OpenAI and Microsoft: GPT-3 and beyond
OpenAI is exclusively licensing GPT-3 to Microsoft. What does this mean for their future relationship?
GPT-3 is OpenAI’s latest gargantuan language model (see DT #42) that’s uniquely capable of performing many different “text-in, text-out” tasks — demos range from imitating famous writers to generating code (#44) — without needing to be fine-tuned: its crazy scale makes it a few-shot learner.
In July 2019, OpenAI announced it got a $1 billion investment from Microsoft. Back then, this raised some eyebrows in the (academic) machine learning community, which can sometimes be a bit allergic to the commercialization of AI (#19). The exact terms of the investment were never disclosed, but some key elements of the deal were. Tom Simonite for WIRED:
Most interesting bit of the OpenAI announcement: “we intend to license some of our pre-AGI technologies, with Microsoft becoming our preferred partner.”
Now, a year and a bit later, that’s exactly what happened. From the OpenAI blog:
In addition to offering GPT-3 and future models via the OpenAI API, and as part of a multiyear partnership announced last year, OpenAI has agreed to license GPT-3 to Microsoft for their own products and services.
What does that mean? Nick Statt for The Verge:
A Microsoft spokesperson tells The Verge that its exclusive license gives it unique access to the underlying code of GPT-3, which contains technical advancements it hopes to integrate into its products and services.
In their blog post, Microsoft pitches this as a way to “expand [their] Azure-powered AI platform in a way that democratizes AI technology,” to which the community again reacted negatively: if you want to democratize AI, why not just open-source GPT-3’s code and training data?* I agree that “democratizing” is a bit of a stretch, but I think there’s a much more interesting discussion to be had here than the one on a self-congratulatory word choice in a corporate press release. Perhaps ironically, that discussion also starts from overanalyzing another few words in that very same press release.
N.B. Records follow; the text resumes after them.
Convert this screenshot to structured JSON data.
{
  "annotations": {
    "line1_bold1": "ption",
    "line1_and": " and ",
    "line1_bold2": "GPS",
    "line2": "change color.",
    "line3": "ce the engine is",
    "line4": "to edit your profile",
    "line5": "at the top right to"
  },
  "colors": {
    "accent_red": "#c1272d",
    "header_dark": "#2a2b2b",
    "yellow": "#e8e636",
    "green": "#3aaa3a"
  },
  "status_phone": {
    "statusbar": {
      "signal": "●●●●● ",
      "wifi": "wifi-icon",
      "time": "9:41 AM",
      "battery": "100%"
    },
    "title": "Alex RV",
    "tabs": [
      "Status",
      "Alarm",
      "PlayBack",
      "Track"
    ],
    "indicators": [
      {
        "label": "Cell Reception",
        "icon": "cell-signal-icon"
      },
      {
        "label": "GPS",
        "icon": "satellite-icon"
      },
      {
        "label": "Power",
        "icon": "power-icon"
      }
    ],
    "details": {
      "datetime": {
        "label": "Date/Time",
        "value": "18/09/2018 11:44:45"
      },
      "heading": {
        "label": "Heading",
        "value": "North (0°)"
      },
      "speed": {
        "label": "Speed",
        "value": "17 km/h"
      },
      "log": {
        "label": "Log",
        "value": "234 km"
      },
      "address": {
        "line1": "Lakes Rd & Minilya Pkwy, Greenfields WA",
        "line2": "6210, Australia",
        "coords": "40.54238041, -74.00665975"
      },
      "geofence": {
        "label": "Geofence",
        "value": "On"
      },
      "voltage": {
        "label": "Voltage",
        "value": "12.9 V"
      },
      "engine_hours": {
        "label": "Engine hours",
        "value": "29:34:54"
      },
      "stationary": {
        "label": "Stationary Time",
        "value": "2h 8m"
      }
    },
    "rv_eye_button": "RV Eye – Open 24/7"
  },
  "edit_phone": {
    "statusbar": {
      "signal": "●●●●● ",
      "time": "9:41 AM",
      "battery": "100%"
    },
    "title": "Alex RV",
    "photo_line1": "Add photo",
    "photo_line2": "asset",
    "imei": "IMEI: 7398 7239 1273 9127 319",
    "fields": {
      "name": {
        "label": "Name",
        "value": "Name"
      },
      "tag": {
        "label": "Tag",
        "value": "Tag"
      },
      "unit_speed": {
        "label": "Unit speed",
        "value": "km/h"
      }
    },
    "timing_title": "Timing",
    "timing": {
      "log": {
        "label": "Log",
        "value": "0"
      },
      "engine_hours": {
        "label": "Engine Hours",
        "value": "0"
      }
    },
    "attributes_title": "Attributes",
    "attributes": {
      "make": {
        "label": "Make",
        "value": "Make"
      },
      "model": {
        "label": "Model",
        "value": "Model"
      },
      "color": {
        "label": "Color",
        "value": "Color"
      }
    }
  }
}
According to Microsoft’s blog post about the licensing deal, GPT-3 “is trained on Azure’s AI supercomputer.” I wonder if that means OpenAI is now using Microsoft’s open-source DeepSpeed library (#34) to train its GPT models. DeepSpeed is a library for distributed training of enormous ML models that has specific features to support training large Transformers; Microsoft Research claimed in May that it’s capable of training models with up to 170 billion parameters (#40). GPT-3 is a 175-billion-parameter Transformer that was released in June, just one month later. That seems unlikely to be a coincidence, and Microsoft’s latest DeepSpeed update (#49) even includes some experimental work using the GPT-3 architecture.
So this suggests that the partnership goes beyond just the exchange of Microsoft’s money and compute for OpenAI’s trained models and ML brand strength (an exchange of cloud for clout, if you will) that we previously expected. Are the companies actually also deeply collaborating on ML and systems engineering research? I’d love to find out.
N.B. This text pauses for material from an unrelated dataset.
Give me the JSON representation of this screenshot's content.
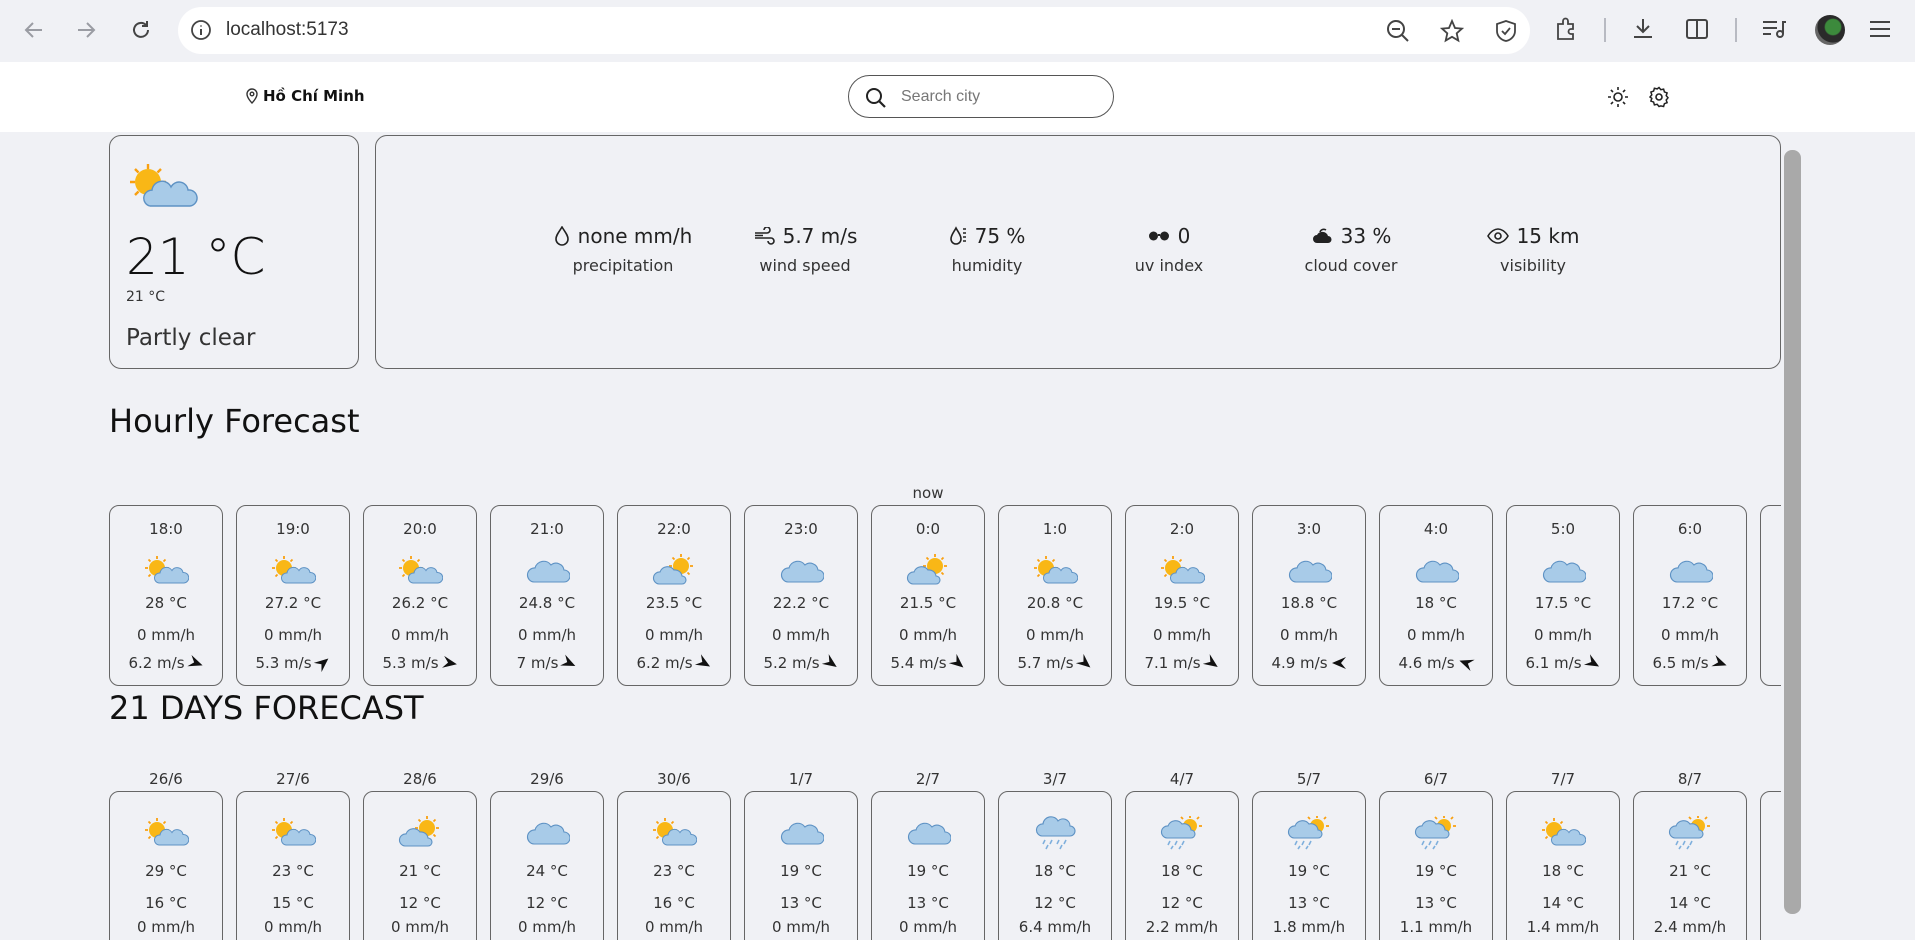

If so, this could be an early indication that Microsoft — who I’m sure is at least a little bit envious of Google’s ownership of DeepMind — will eventually want to acquire OpenAI. And it could be a great fit. Looking at Microsoft’s recent acquisition history, it has so far let GitHub (which it acquired two years ago) continue to operate largely autonomously. This makes it an attractive potential parent company for OpenAI: the lab probably wouldn’t have to give up too much of its independence under Microsoft’s stewardship. So unless OpenAI actually invents and monetizes some form of artificial general intelligence (AGI) in the next five to ten years — which I don’t think they will — I wouldn’t be surprised if they end up becoming Microsoft’s DeepMind.
* One big reason for not open-sourcing GPT-3’s code and data is security; see my coverage of OpenAI’s staged release strategy for GPT-2 (#8, #13, #22, #27).